So far, the only actual changes I've merged in since I became chair are:
Other than this, the only thing I've done is trying to foster and locate consensus (see #37). I can't see how any of this classifies as haste (or implementation!). If you believe that 4 weeks are not enough for major PRs to be adequately discussed, why don't you adopt a more proactive stance and propose a change to our process?
I've already made my point in #58 (comment) . The 2014 ED states very clearly its own nature as an ED. You disagree, and I respect that, but I'm not going to change my mind just because you keep making these accusations.
At some point you will have to accept that not everyone believes in serialization neutrality. I can't do much more than quote a couple of recent posts to make you understand that, as chair, I can't just go with what you (or I, for that matter) want.
Solid people are welcome to join in the conversation here. Nobody is blocking them from doing so. In fact, I've been actively trying to reach out to them but, if I had to guess, they do not believe participation in this group to be a productive endeavor - and that is on all of us. I would like to prove them wrong and have them join the conversation once again but I can't do that on my own. If you find any of my answers to be unacceptable, I beg you to please make the case for my resignation rather than continuing this manner of interaction. I understand disagreement and I would not think any less of you if you were to do so. I've said this many times: I'm happy to step down if the group would rather have someone else. |
I am asking you to prioritize things in the right order.

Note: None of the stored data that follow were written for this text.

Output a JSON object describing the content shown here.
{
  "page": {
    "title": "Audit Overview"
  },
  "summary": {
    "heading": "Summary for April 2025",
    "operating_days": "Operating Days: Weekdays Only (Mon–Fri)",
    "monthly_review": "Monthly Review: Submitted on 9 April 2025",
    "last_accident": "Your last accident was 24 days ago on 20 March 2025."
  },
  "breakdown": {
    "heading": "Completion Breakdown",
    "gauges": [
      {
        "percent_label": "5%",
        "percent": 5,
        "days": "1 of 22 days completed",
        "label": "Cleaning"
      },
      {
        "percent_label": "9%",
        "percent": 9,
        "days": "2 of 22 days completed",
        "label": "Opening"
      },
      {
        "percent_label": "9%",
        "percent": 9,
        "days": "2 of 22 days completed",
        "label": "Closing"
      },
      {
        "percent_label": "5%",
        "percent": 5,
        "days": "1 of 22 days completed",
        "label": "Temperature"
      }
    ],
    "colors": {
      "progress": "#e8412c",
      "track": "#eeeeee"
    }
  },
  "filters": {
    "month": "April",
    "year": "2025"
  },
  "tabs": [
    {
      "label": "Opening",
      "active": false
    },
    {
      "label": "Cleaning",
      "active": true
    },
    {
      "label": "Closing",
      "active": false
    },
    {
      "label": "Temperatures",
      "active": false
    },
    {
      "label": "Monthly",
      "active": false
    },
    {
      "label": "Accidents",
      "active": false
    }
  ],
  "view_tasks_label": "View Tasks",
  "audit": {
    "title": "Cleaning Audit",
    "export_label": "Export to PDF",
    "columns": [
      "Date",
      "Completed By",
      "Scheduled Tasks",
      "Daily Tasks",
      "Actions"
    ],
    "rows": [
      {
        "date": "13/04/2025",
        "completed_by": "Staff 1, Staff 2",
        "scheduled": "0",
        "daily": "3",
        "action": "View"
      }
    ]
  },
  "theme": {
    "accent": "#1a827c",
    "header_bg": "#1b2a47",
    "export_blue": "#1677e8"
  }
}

Its simply an ordering problem. Build the house then build the bathroom. Dont build the bathroom then build the house. The failure here is to understand that serializations can be selected after WebID is defined. Just as SPARQL can be defined then used with any number of serializations. But SPARQL cant be used with any serializations, before it is specified. I need you to acknowledge the logic of the two step approach being consistent with everyone's needs. Arguing that Turtle=MUST PRECLUDES defining defining WebID just is not a serious argument. Defining and specifying WebID ENABLES the serialization conversation. We just have to avoid putting the cart before the horse. Specify WebID and everything else follows. |
@woutermont I'll note you've not yet provided a URL for the implementation that you outlined. Does it still exist? |
Let me add the mail list comments from Ruben Taelman: https://lists.w3.org/Archives/Public/public-webid/2024Feb/0047.html
emphasis mine. |
This issue can now be closed, having proved sufficiently, that mandating conneg (e.g. via JSON-LD AND Turtle = MUST), is a breaking-change. |
You're severely mistaken. All, if not, vast majority (perhaps except you) of the active/substantial contributors here are literally involved in Solid and in general have been driving the RWW space forward. I for one helped to get the work continue in this repository so that the stalled work in the WebID CG can continue. You can read a brief background at #5 (comment) . I've also put in effort to work to continue even further in a W3C Recommendation track through the Solid WG charter proposal ( see proposal: solid/solid-wg-charter#39 (comment) solid/solid-wg-charter#39 (comment) ) and efforts to unify communities. I've created/connected various issues/PRs, did all the open "grunt" editorial work (when no one even approached it for years.) And I can refer to numerous other contributions from "Solid people" if that doesn't suffice. Your assertions are not only significantly mistaken, but I find it impolite. It is not you that needs to welcome "Solid people". "Solid people" have been active participants in this community long before your arrival, and if anyhting, it is they who welcomed you. Start by speaking for yourself ( see WebID CG communication guidelines borrowed from Solid CG's contribution guidelines) instead of chalking up a whole set of participants as to what they think or don't about the current state of affairs. Consider reading your statements again after perhaps considering the possibility that you may be in fact ignoring or downplaying recommendations that are spelled out from the start; clearly demonstrating "NIH"; anything and everything from chairing to editing.. |
Wishing to address this. We have new information, the Solid WG is delayed and changing to the PUMPKIN WG. That means that the original consideration of waiting for clarity on that. We now have that clarity. We need not be too heavily held up by PUMPKIN WG as it is unclear that they are near forming a WG, let alone taking WebID to REC.
For the record, yes I think I could live with that, at this point. Removing blockers to new work. |
@csarven please be respectful, and operate in good faith. The tone here is not the best. @jacoscaz has worked very hard to be inclusive.
This is off-topic, and inappropriate.
Again tone could be better. Obviously there's quite an overlap with RWW, WebID and Solid (now PUMPKIN). IMHO your ambition to be chair of the Solid WG was one more issue that it needed to handle. You could achieve everything you wanted as an IE rather than a chair. There wasnt a need to push for objections on the Solid WG based on chairs, when there were two perfectly good ones. Let's put the animosity to one side and work together to make a better web. |
There are two Webid Specs, WebID 1.0 and WebID 2.0.
WebID 1.0 mandates a serialization, say Turtle.
WebID 2.0 mandates conneg, with Turlte and JSON-LD
Alice has a WebID
alice.ttl
which has been her webid for 10 years. She uses it with all her solid Apps.One day Apps switch to WebID 2.0 and the newer JSON-LD becomes the preferred serialization
Alice's WebID is now broken. Furthermore it's hosted on her own home page using Apache, and she has no ability to fix her webid. This breaking change, makes all of Alice's work over the last 10 years potentially broken.